Having had time to read the full report behind the “learning-integrated work” that I wrote about last week, I see that it starts with one of those statistics about how many jobs are going to disappear due to technology. The particular statistic quoted in the report comes from the OECD, who estimate that “14% of existing jobs in Australia could disappear over the next 15 to 20 years”. The usual response to such statistics, including in the Swinburne report, is to wonder where all the new jobs are going to come from and how workers are going to prepare for them.

Another way of looking at such figures is to observe that, in 15-20 years, 14% of the work currently being done in Australia will no longer need to be done. If the OECD is correct and the saving was distributed evenly across the workforce, we could all have 14% shorter working weeks, or 14% more holidays, or even allow 14% longer to complete the same amount work—if we wanted to.

Apparently we don’t want to, or at least the authors of such reports don’t want us to, since I don’t think I’ve ever seen anyone follow up such a statistic with a suggestion that we all work less or at a more leisurely pace. Why don’t we look forward to having less work to do?

The day-to-day reason is surely that, in the present system, the 14% of work not needed to be done would not be distributed evenly across the workforce, but to 14% of workers unlucky enough to have their jobs automated away while everyone else continued to work full-time. This of course begs the question of how why the present system works the way that it does.
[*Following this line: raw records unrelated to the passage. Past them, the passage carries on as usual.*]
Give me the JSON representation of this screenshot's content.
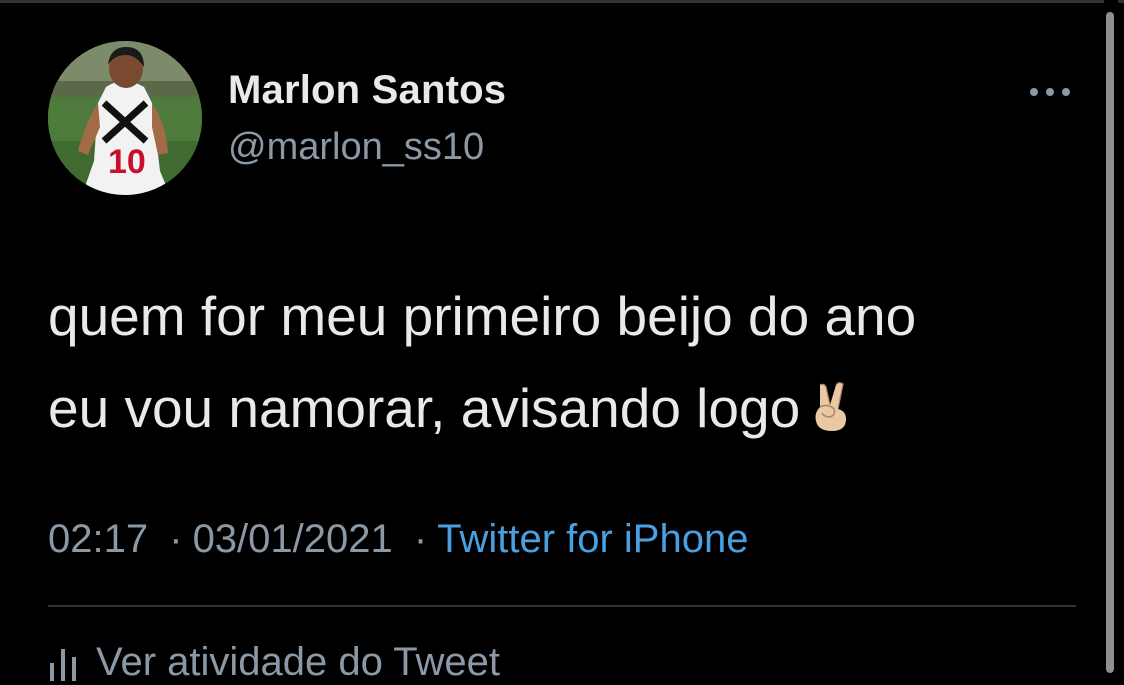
{
  "tweet": {
    "author": {
      "display_name": "Marlon Santos",
      "handle": "@marlon_ss10"
    },
    "text_line_1": "quem for meu primeiro beijo do ano",
    "text_line_2": "eu vou namorar, avisando logo",
    "emoji": "victory-hand-emoji",
    "time": "02:17",
    "date": "03/01/2021",
    "separator": "·",
    "source": "Twitter for iPhone",
    "activity_label": "Ver atividade do Tweet"
  },
  "icons": {
    "more": "more-horizontal-icon",
    "activity": "bar-chart-icon"
  },
  "colors": {
    "background": "#000000",
    "primary_text": "#e7e9ea",
    "secondary_text": "#8b98a5",
    "link": "#4a9fe0",
    "divider": "#2f3336"
  }
}
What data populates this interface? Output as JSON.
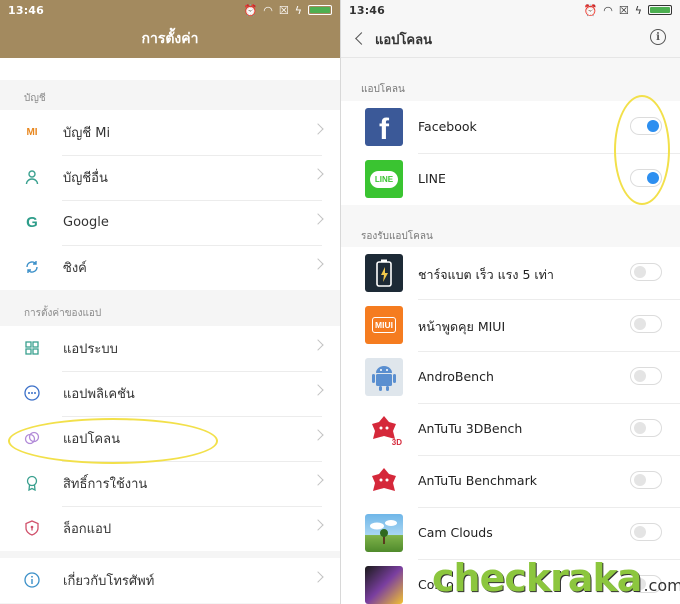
{
  "status_bar": {
    "time": "13:46"
  },
  "left": {
    "title": "การตั้งค่า",
    "section_accounts": "บัญชี",
    "accounts": [
      {
        "label": "บัญชี Mi",
        "icon": "mi-icon"
      },
      {
        "label": "บัญชีอื่น",
        "icon": "person-icon"
      },
      {
        "label": "Google",
        "icon": "google-icon"
      },
      {
        "label": "ซิงค์",
        "icon": "sync-icon"
      }
    ],
    "section_app_settings": "การตั้งค่าของแอป",
    "app_settings": [
      {
        "label": "แอประบบ",
        "icon": "grid-icon"
      },
      {
        "label": "แอปพลิเคชัน",
        "icon": "dots-icon"
      },
      {
        "label": "แอปโคลน",
        "icon": "clone-icon"
      },
      {
        "label": "สิทธิ์การใช้งาน",
        "icon": "permission-icon"
      },
      {
        "label": "ล็อกแอป",
        "icon": "lock-shield-icon"
      }
    ],
    "about": {
      "label": "เกี่ยวกับโทรศัพท์",
      "icon": "info-icon"
    }
  },
  "right": {
    "title": "แอปโคลน",
    "section_cloned": "แอปโคลน",
    "cloned_apps": [
      {
        "name": "Facebook",
        "enabled": true
      },
      {
        "name": "LINE",
        "enabled": true
      }
    ],
    "section_supported": "รองรับแอปโคลน",
    "supported_apps": [
      {
        "name": "ชาร์จแบต เร็ว แรง 5 เท่า",
        "enabled": false
      },
      {
        "name": "หน้าพูดคุย MIUI",
        "enabled": false
      },
      {
        "name": "AndroBench",
        "enabled": false
      },
      {
        "name": "AnTuTu 3DBench",
        "enabled": false
      },
      {
        "name": "AnTuTu Benchmark",
        "enabled": false
      },
      {
        "name": "Cam Clouds",
        "enabled": false
      },
      {
        "name": "Co...o",
        "enabled": false
      }
    ]
  },
  "icon_text": {
    "mi": "MI",
    "google": "G",
    "facebook": "f",
    "line": "LINE",
    "miui": "MIUI",
    "antutu_3d": "3D",
    "info": "i"
  },
  "watermark": {
    "main": "checkraka",
    "domain": ".com"
  },
  "colors": {
    "header_gold": "#a38a5f",
    "toggle_on": "#2d8ff0",
    "highlight_yellow": "#f2e04a",
    "facebook": "#3b5998",
    "line": "#3ac431",
    "miui": "#f57c20"
  }
}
The conventional political answer is economic growth; rather than work 14% less we can produce 14% more, thus making ourselves wealthier. Plenty of people have criticised this mantra, arguing that those of us in developed countries already have enough or even too much, and that having more isn’t making us any happier or better. Such criticisms, however, seem to have had little or no impact on the governments of developed countries.

I’m aware of at least two lines of thought as to why people go along with the growth mantra, even if they don’t understand or don’t care for why growth is so important to politicians. In recent posts, I’ve already mentioned the views of thinkers like Oren Cass and Philip José Farmer’s character who believe that we need work for our own good and that the economy therefore ought to be be configured so as to provide us with it. In Why the Future is Workless (2016), Tim Dunlop memorably characterises this view as one that likes work but doesn’t like workers .
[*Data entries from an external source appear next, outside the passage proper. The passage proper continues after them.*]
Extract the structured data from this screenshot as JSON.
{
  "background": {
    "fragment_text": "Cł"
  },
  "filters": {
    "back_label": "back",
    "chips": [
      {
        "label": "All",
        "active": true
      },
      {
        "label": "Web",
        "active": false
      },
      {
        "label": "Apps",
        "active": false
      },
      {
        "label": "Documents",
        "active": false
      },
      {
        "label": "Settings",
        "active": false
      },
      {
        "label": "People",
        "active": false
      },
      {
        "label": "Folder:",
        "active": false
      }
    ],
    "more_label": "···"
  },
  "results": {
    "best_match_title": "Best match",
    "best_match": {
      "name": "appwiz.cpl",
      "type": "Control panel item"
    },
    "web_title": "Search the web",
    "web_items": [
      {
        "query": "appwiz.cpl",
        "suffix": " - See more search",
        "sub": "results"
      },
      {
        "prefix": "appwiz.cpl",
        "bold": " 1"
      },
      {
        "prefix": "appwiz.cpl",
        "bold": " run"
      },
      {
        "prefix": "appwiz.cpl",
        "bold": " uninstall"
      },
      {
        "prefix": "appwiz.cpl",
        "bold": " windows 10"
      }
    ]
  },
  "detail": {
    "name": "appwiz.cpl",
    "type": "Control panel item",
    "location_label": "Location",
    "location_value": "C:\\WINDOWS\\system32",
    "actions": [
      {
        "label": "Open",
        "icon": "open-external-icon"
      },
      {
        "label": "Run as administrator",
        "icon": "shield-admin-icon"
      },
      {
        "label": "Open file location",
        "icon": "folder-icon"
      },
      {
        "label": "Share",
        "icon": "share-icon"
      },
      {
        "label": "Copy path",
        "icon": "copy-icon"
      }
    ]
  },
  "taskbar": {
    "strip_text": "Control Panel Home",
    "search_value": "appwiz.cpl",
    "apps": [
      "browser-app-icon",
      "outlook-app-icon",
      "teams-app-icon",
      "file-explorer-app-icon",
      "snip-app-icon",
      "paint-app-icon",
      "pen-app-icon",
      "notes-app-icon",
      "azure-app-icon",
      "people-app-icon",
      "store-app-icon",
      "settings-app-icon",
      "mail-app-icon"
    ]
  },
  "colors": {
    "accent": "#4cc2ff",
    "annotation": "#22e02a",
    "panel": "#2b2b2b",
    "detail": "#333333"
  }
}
The other line of thinking is that there is a collective action problem created by the need for commercial organisations to get as much work out of each worker as possible, and for each worker to hold his or her place against other workers. In the present system, any organisation or individual worker who takes things a bit more leisurely is likely to be out-competed by a rival, leaving them unprofitable or unemployed. Some attempts have been made to deal with the collective action problem by imposing upper limits on working hours through legislation or union agreements, but these are themselves lambasted by critics for making the industries and countries that abide by them uncompetitive.

Nonetheless some people do succeed in escaping the treadmill, or so we are told in books like Walden and news articles about high-flying professionals moving to the country. This variously works by learning to live with less, becoming more self-sufficient, removing oneself from competition and/or somehow coming by so much money that one doesn’t need to work for any more of it. No individual one of them is going to change the system by him- or herself, and nor am I. Yet a system that promotes individual choice and disparages collective action can hardly complain about us trying.